Growing up, the only business role model I had was my dad. He was wildly successful and ruled his company with an iron fist. He led with fear, and people in his wake were often left shaking in their figurative boots.
His motto was, “Look out for number one.” As you can probably tell, this motto was not based on the pre-flight safety demonstration that instructs passengers to put on their own oxygen masks before helping others. My father did whatever was best for him without considering how it might hurt those around him.
I remember visiting his office on rare occasions as a child. Sometimes he was there, and other times, he was not. When he was not in the office, there was a great energy and buzz. People were relaxed and happy while getting their work done. When he was around, no one would speak to each other unless they absolutely needed to. It was a very stressful vibe, to say the least. I thought that this was normal and okay (and boy, was I wrong).
During my first week of college, a business management professor asked my section, “How do you lead if you want to be successful?” My hand shot up and I shared my “wisdom” that you need to lead with fear so that people will respect you. I still remember the look on the professor’s face … disbelief, mixed with, “Wow, you must be a spoiled brat, Sandy.” I remember feeling embarrassed, but not quite understanding why I felt that way. My dad was successful, he led with fear, and he demanded “respect.” Was there actually another way?
As I started my professional life, I noticed that workplaces came in two general varieties: the cutthroat kind like my dad’s company, where it is all about the leader and a few at the top getting their way, or the collaborative kind we enjoy at The Simons Group, where we work together for the good of the team, the company and our clients. Here are some of the lessons that I have learned throughout my career. They have made me a better leader, and I hope they can do the same for you:
- Aim to bring out the best in others. No leader’s job is to be the smartest one in the room.

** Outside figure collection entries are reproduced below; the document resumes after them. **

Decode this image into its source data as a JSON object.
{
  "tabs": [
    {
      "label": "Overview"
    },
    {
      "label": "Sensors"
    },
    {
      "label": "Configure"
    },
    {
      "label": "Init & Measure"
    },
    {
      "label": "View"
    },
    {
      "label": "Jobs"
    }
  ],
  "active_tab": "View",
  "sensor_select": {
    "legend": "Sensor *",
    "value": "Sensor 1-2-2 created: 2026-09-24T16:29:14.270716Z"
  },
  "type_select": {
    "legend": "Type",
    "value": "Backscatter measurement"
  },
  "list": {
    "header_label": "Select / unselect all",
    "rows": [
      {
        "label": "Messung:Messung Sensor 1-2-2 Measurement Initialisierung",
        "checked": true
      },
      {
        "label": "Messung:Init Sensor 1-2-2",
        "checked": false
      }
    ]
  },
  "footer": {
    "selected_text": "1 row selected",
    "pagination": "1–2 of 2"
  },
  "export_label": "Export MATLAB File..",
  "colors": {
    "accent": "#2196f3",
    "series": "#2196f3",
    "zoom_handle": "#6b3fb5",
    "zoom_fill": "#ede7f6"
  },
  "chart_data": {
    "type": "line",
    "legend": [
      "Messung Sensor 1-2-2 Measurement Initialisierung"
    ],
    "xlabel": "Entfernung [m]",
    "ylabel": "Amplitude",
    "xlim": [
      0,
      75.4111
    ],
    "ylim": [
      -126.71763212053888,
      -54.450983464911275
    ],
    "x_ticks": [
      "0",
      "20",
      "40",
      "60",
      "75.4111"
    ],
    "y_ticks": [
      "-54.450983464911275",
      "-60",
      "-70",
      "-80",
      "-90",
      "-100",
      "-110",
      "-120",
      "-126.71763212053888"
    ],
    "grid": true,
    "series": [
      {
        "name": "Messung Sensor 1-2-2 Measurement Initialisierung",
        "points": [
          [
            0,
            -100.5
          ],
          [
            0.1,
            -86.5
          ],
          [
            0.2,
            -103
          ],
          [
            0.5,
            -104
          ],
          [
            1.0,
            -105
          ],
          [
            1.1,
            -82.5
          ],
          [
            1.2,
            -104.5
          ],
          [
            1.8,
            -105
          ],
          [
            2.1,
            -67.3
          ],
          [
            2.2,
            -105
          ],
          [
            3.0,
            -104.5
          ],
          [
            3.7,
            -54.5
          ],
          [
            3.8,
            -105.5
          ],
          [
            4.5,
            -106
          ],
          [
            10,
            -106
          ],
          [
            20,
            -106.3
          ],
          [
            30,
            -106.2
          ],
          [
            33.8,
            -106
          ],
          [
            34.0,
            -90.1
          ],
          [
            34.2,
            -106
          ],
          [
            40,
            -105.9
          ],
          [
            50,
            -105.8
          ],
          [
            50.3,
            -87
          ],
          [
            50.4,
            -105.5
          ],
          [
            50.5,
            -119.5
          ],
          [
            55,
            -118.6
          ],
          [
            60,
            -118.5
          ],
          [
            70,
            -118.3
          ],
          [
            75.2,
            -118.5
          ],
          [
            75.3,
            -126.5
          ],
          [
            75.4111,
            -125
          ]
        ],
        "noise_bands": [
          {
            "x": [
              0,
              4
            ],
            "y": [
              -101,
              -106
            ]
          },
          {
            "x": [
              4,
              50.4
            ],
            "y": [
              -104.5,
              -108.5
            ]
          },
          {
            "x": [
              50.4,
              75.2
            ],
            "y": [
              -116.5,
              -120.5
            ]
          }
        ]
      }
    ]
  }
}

To accomplish anything noteworthy, you have to trust and involve other people who are smarter than you in their areas of expertise. As a leader, you need to collaborate with and foster talent in other people, which can sometimes be a difficult feat. My advice is to find and appreciate what makes everyone different and nurture those differences to bring out the best in others. Ultimately, you’ll make the team stronger as a unit.
- Be objective, not emotional. Problems and the stress that they bring are daily occurrences in life and in business. While it may be tempting to fly off the handle and react emotionally, try not to. This emotional response can often compound your problems. My suggestion is to take a step back and wait until your emotions have subsided so you can look at the situation objectively. This cooling-off period may take an hour or an entire week — take as much time as you need to ensure that you are looking at the whole picture. Using this approach will help you actually tackle the problem, rather than adding fuel to the fire.
- Be kind to earn respect. There’s nothing more unappealing than acting like you are superior. Airs of superiority will only get you so far if you are trying to lead a team. Instead, try treating others with kindness, even if they don’t return the favor. Some people will appreciate the kindness you show and may respond in the same manner. While you won’t be able to please everyone, being nice will gain you respect from more of your peers.